A dive into American history/legend.

The fog, a film out of time and space, suspended in the slow unfolding of events.

The bandit and murderer Jesse James, played by a good (but nothing more) Brad Pitt, has disbanded his gang after one last stagecoach robbery. The film starts like this, amidst the preparations for the heist and the introduction of Jesse James' friend/enemy, Robert Ford, (the cowardly, a very talented Casey Affleck) eager to earn the attention of Jesse and his brother.

The relationship between the two titular characters is the cornerstone of the work, which unfolds amidst dark moods and a narrative disillusionment that eschews spectacularity.

This benefits the atmosphere created, building its charm precisely in moments of reflection, framing the characters from an almost psychoanalytic perspective.

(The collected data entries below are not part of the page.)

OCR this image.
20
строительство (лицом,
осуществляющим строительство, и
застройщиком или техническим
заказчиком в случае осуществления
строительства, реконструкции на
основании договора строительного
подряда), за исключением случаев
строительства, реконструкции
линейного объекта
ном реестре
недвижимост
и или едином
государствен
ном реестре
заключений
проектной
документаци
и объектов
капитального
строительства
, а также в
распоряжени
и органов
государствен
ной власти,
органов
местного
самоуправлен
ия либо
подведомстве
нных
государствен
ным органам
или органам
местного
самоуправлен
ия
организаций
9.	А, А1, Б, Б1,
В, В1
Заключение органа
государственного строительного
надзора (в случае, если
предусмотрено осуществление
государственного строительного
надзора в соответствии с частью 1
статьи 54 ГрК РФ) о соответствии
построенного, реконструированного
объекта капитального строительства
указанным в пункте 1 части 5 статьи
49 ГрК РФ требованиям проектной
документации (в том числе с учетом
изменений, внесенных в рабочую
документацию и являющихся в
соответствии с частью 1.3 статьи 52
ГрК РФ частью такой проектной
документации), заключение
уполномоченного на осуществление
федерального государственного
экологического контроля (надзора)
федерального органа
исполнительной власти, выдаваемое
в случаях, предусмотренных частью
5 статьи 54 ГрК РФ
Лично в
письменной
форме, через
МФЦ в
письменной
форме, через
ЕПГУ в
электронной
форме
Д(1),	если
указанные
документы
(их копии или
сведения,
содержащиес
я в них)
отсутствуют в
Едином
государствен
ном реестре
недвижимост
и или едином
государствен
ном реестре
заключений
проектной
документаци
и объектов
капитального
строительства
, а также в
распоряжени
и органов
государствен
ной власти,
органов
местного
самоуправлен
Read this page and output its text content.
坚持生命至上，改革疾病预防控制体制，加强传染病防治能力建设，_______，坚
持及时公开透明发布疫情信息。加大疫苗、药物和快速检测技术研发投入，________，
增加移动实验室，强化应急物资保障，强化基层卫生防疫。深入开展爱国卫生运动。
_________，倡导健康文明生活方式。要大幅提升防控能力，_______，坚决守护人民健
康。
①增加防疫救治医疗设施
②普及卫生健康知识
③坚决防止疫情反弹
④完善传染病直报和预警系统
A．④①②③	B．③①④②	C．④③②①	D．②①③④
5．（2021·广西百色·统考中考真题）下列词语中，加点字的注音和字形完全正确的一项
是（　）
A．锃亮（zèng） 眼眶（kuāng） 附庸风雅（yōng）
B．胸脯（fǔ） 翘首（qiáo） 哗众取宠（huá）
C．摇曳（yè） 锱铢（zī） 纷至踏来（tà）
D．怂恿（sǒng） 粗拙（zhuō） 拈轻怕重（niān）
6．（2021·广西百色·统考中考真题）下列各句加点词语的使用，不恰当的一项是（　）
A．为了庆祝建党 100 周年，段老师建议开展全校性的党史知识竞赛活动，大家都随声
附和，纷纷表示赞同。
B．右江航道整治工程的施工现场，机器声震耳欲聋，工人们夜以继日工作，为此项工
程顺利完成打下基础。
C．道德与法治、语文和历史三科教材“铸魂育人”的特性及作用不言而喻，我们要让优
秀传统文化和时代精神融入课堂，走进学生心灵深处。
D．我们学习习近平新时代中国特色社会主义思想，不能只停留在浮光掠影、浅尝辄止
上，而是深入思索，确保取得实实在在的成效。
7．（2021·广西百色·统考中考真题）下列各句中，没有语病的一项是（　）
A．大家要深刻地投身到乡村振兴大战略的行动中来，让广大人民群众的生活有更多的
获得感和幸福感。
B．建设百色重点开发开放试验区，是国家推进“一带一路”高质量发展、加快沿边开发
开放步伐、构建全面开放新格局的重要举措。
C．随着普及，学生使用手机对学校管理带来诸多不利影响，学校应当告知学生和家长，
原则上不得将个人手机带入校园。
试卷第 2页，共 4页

There's the bandit, tired of his path of growth, deluded in the hope of drowning the evil he constitutes in the everyday life of the family, and the determined, yet fundamentally fragile "coward," suspended between morbid impulses bordering on homosexuality and a desire for domination and affirmation of his personality.

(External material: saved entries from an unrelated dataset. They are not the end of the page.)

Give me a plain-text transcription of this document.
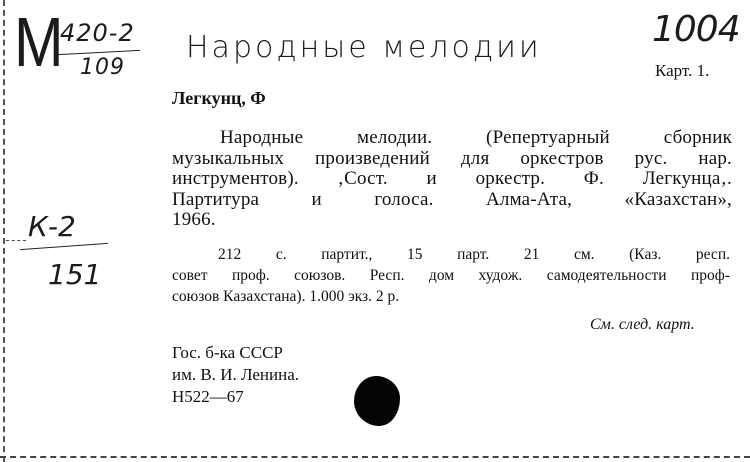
M
420-2
109
Народные мелодии	1004
К-2
151
Карт. 1.
Легкунц, Ф
Народные мелодии. (Репертуарный сборник
музыкальных произведений для оркестров рус. нар.
инструментов). ‚Сост. и оркестр. Ф. Легкунца‚.
Партитура и голоса. Алма-Ата, «Казахстан»,
1966.
212 с. партит., 15 парт. 21 см. (Каз. респ.
совет проф. союзов. Респ. дом худож. самодеятельности проф-
союзов Казахстана). 1.000 экз. 2 р.
См. след. карт.
Гос. б-ка СССР
им. В. И. Ленина.
Н522—67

Robert Ford studies the "friend," his habits, his attitude towards life, and comes to hate his ineffable depth. Aware of not being able to be like him, in terms of comparison, he decides he has no choice but to replace him completely. Jesse James, through Robert Ford's eyes, represents the fulfillment of all his purposes, at any cost; the negative sides, the burdens he carries, are integral parts of perfection.

Indicatively though slightly predictable is the scene of exchange between the two protagonists. Robert killed Jesse (in a simply magnificent scene) seeking glory from having done something for the common good, but it is not the common good, here, that is the right thing.

Robert, having become a popular hero, will stage the scene of the murder multiple times in the theater, until it becomes clear to him and his "audience" that cowardice turns an act of justice into a hypocritical betrayal. The blameworthy, the monster becomes him, and his alienation from life becomes total.

Useless, but further clarifying, the last half-hour of the film, the "after" in Robert Ford's life, orphaned of a purpose and the paradoxically necessary figure to achieve it.

The film deals with the paradox of idolatry towards an outlaw, very different from the thief who steals from the rich to give to the poor (as Nick Cave sings in a cameo, towards the end of the film), but a human being swimming in earthly mediocrity, a fallen angel who looks towards heaven deluded.